Tapi Ariska tidak tahu harus berbuat apa. Iya tidak bisa membuktikan ucapanya bahwa ia dan pria ini merupakan pasangan suami istri.

Ariska berjalan mondar-mandir di ruang tamunya. Tangannya saling terjalin. Sesekali ia menghembuskan napas frustasi. "Agrahhhh" Ariska berteriak frustasi. Ia meghempaskan tubuhnya ke sofa. "Apa yang harus kita lakukan" Ariska menatap pria asing yang tak jauh dari tempat duduknya. Tak ada respon. "Cepat atau lambat warga akan menggeberek kita. Dan kita akan dituduh sebagai pasangan kumpul kebo. Aku tak bisa pergi pagi-pagi buta dan pulang larut malam terus. Cara menghindar ini akan segera diketahui."

Ariska berdiri dari tempat duduknya. Ia berjalan dengan gelisah. "Apa aku minta tolong ke Femy buat berbohong, ya?" Tanya Ariska untuk dirinya sendiri. Ariska menggeleng. "Gak mungkin itu sama saja bunuh diri. Femy akan bertanya banyak hal nanti.
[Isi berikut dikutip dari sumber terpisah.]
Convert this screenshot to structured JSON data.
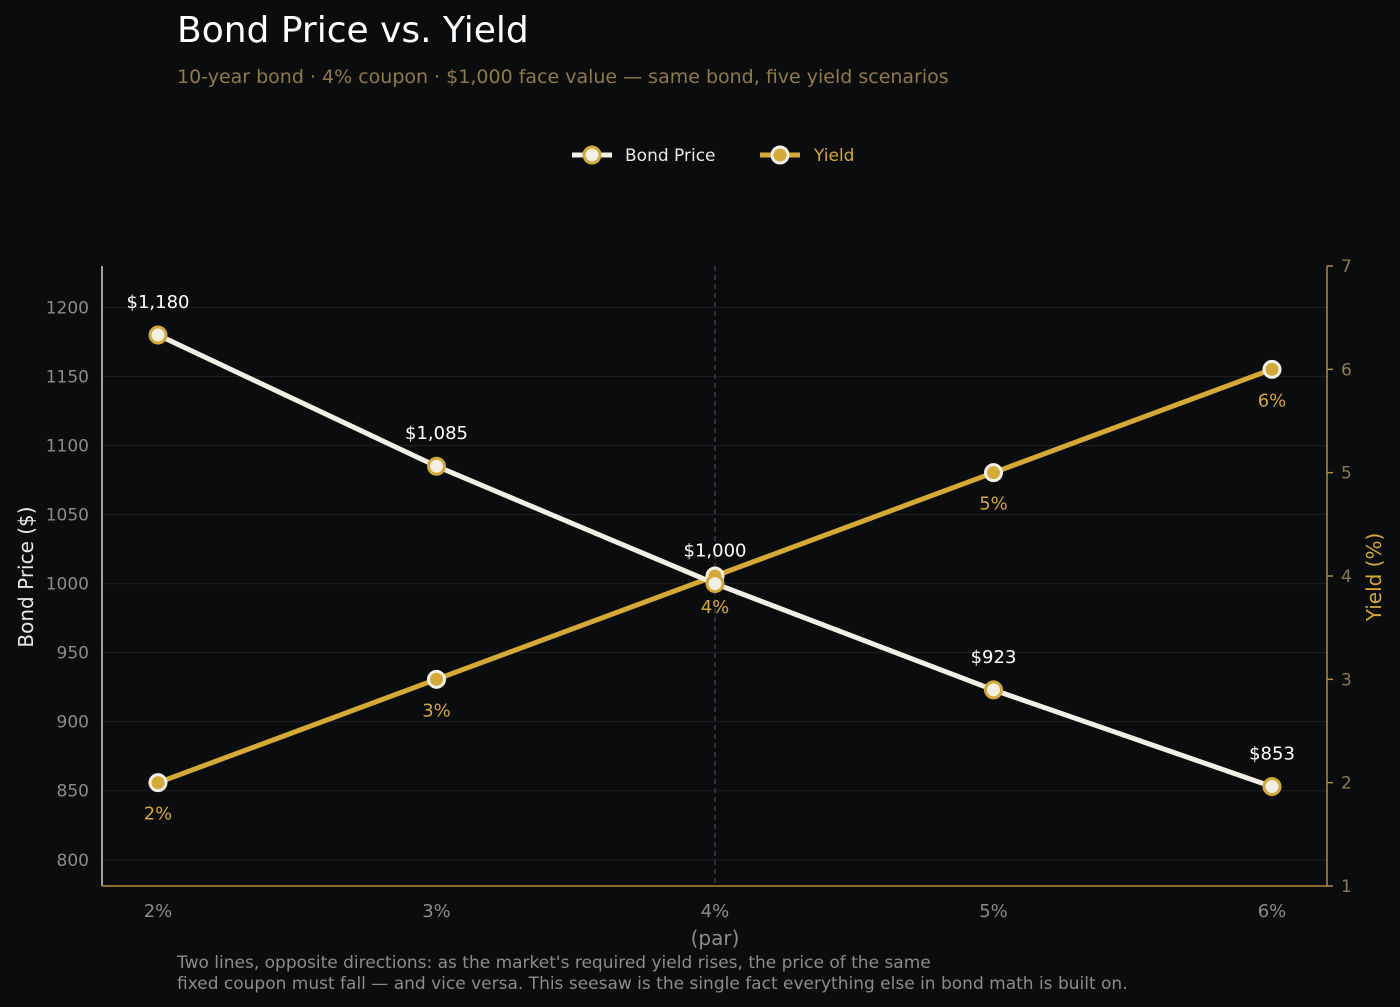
{
  "header": {
    "title": "Bond Price vs. Yield",
    "subtitle": "10-year bond · 4% coupon · $1,000 face value — same bond, five yield scenarios"
  },
  "footnote": {
    "line1": "Two lines, opposite directions: as the market's required yield rises, the price of the same",
    "line2": "fixed coupon must fall — and vice versa. This seesaw is the single fact everything else in bond math is built on."
  },
  "colors": {
    "price_line": "#f2efe6",
    "yield_line": "#d4a935",
    "background": "#0b0c0e",
    "grid": "#1e1f22",
    "axis_left": "#d0d0d0",
    "axis_right": "#b08a3a"
  },
  "chart_data": {
    "type": "line",
    "title": "Bond Price vs. Yield",
    "categories": [
      "2%",
      "3%",
      "4%",
      "5%",
      "6%"
    ],
    "category_note": "(par)",
    "par_index": 2,
    "series": [
      {
        "name": "Bond Price",
        "axis": "left",
        "values": [
          1180,
          1085,
          1000,
          923,
          853
        ],
        "labels": [
          "$1,180",
          "$1,085",
          "$1,000",
          "$923",
          "$853"
        ]
      },
      {
        "name": "Yield",
        "axis": "right",
        "values": [
          2,
          3,
          4,
          5,
          6
        ],
        "labels": [
          "2%",
          "3%",
          "4%",
          "5%",
          "6%"
        ]
      }
    ],
    "ylabel": "Bond Price ($)",
    "y2label": "Yield (%)",
    "ylim": [
      781,
      1230
    ],
    "yticks": [
      800,
      850,
      900,
      950,
      1000,
      1050,
      1100,
      1150,
      1200
    ],
    "y2lim": [
      1,
      7
    ],
    "y2ticks": [
      1,
      2,
      3,
      4,
      5,
      6,
      7
    ],
    "grid": true,
    "legend_position": "top-center"
  }
}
Lagian aku tidak cukup dekat dengannya untuk meminta dirinya berbohong"

Ariska memutar otaknya. Mencari jalan keluar dari masalah yang saat ini membebani kepalanya. Otaknya buntu. Ia tidak mungkin meninggalkan tempat tinggalnya sekarang. Ia sudah membayar kontrakan untuk 1 tahun kedepan, lagian mustahil ia bisa menemukan tempat yang sebagus dan semurah ini nantinya.

"Masalah ini benar-benar bisa membuatku gila. Lebih baik kita tidur" ariska mendorong kursi roda dan membawanya ke dalam kamar miliknya. Setelah membaringkan pria itu, ia berjalan menuju kamar Femy. Mungkin tidur bisa menenangkan pikirannya sejenak.

***

Ariska tanpak fokus mengamati Andini yang sedang mengerjakan tugas yang ia berikan. Sudah 1 bulan lebih ia mengajari andini, tak ada satupun kendala yang ia alami. Andini merupakan anak yang pintar dan lucu. Ia cepat menangkap dan tidak rewel. Hal itu memudahkan Ariska untuk mengajarinya.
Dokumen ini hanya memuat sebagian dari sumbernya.